Arthur Griffith (1871-1922) was an important Irish nationalist, author, and political theorist, who played a key role in achieving Irish independence. He was born on 31 March 1872 in Dublin. He followed his father into the printing trade, working with the Irish Independent and The Nation. He was influenced by Charles Stewart Parnell, Thomas Davis and John Mitchel. He edited the United Irishman from 1898, writing editorials urging Irish people to work towards self-government. He founded Cumann na nGaedhael in 1900 to promote Gaelic culture in Ireland and oppose the Anglicisation of Irish culture.
One of Griffith’s most well-known pieces of writing was a pamphlet entitled The Resurrection of Hungary: A Parallel for Ireland, in which he set forth his ideas for Irish independence under a dual monarchy, similar to Austria-Hungary. He set up Sinn Féin in 1905, which was an umbrella organisation for all types of Irish nationalism, apart from the Home Rule movement. He also set up a newspaper of the same name in 1906, when the United Irishman ceased publication due to a libel action.
Griffith joined the Irish Volunteers in 1912. Although not involved in the 1916 Rising, he was imprisoned with those who fought, due to the government’s perception that his writings encouraged nationalist fervour. In 1917, Griffith stood down as President of Sinn Féin, allowing de Valera to take his place.

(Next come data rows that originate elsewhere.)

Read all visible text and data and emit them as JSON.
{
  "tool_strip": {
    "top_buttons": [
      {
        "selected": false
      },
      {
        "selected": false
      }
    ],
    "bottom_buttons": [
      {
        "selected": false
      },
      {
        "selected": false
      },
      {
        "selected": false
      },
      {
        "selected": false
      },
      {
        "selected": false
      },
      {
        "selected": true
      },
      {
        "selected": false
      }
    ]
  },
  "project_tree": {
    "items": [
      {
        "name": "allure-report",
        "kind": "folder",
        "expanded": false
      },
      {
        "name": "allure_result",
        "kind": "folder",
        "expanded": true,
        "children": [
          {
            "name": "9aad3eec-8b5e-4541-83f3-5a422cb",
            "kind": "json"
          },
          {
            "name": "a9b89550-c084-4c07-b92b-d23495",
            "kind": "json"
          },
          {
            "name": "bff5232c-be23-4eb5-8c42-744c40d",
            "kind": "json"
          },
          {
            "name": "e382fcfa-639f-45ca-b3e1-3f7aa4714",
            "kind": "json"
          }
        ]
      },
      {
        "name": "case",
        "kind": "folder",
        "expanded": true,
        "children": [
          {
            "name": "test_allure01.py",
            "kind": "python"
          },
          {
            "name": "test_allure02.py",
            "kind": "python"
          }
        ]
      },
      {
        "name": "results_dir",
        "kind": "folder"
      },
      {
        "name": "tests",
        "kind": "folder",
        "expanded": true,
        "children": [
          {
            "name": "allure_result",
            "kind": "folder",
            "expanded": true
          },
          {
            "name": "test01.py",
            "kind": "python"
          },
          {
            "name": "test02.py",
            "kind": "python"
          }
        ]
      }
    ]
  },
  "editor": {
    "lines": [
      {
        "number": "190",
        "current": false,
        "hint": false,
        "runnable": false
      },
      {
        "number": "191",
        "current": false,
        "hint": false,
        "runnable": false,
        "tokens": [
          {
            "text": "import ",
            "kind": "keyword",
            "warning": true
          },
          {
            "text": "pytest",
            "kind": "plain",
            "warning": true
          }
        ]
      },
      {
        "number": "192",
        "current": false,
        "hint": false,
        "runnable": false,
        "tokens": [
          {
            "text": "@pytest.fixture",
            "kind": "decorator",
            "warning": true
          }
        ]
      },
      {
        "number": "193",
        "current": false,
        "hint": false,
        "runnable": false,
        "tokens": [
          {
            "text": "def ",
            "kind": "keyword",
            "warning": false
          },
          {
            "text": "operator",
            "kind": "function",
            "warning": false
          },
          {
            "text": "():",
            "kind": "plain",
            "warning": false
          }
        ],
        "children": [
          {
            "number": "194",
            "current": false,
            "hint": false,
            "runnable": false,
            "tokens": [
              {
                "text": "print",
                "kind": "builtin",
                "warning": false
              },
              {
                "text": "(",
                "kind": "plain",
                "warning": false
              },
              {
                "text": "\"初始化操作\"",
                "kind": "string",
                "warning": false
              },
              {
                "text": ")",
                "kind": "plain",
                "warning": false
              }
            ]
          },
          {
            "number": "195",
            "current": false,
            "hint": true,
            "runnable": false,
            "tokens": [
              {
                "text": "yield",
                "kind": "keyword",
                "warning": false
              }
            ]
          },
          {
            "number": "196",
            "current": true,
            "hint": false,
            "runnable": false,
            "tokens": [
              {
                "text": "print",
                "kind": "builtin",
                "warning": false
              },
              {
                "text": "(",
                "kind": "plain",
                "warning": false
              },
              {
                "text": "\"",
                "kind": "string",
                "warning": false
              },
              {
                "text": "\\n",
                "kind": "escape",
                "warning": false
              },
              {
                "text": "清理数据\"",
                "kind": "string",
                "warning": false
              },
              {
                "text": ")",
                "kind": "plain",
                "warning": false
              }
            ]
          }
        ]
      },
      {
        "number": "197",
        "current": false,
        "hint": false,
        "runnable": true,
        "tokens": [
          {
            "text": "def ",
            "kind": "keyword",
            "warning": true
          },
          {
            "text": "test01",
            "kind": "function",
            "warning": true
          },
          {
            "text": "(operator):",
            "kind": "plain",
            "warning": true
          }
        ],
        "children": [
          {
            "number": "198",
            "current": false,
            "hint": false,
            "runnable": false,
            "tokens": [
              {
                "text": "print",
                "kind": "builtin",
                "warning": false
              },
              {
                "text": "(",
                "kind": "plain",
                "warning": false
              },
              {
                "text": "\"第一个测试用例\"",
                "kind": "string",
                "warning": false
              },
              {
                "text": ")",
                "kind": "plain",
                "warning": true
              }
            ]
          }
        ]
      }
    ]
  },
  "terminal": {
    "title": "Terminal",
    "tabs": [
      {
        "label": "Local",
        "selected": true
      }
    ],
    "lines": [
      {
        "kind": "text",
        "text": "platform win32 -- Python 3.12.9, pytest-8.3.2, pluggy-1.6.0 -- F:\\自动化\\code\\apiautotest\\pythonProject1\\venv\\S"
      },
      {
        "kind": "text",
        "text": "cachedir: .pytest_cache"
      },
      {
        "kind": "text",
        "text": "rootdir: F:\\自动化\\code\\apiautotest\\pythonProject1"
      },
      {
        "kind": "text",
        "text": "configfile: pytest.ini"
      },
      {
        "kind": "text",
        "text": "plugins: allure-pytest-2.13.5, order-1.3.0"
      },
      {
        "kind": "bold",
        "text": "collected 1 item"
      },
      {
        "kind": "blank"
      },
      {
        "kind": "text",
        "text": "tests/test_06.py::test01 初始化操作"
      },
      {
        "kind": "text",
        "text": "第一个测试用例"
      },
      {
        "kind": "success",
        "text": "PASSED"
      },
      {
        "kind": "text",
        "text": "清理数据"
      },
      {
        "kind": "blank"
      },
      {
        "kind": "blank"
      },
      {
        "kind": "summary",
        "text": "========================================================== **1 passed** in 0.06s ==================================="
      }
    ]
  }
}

Griffith followed a policy of absenteeism from Westminster, along with other elected Sinn Féin politicians. He was elected to the first Dáil in 1919 and was elected vice-president of the Republic. He was acting head during de Valera’s time in the United States from June 1919 to the end of 1920. At this time, the War of Independence was taking place in Ireland. After the truce in July 1921, Griffith led the Irish delegation in London. This resulted in the Anglo-Irish Treaty of 6 December 1921, which established Ireland as a self-governing Free State within the British Commonwealth. Griffith defended the Treaty in Dáil debates, while de Valera opposed it and resigned as President. Griffith replaced de Valera as President of the Dáil. A bitter civil war was to follow, and Griffith did not survive to see Ireland in a peaceful state. He died of a brain haemorrhage, some say a broken heart, in Dublin on 12 August 1922 and was buried in Glasnevin Cemetery.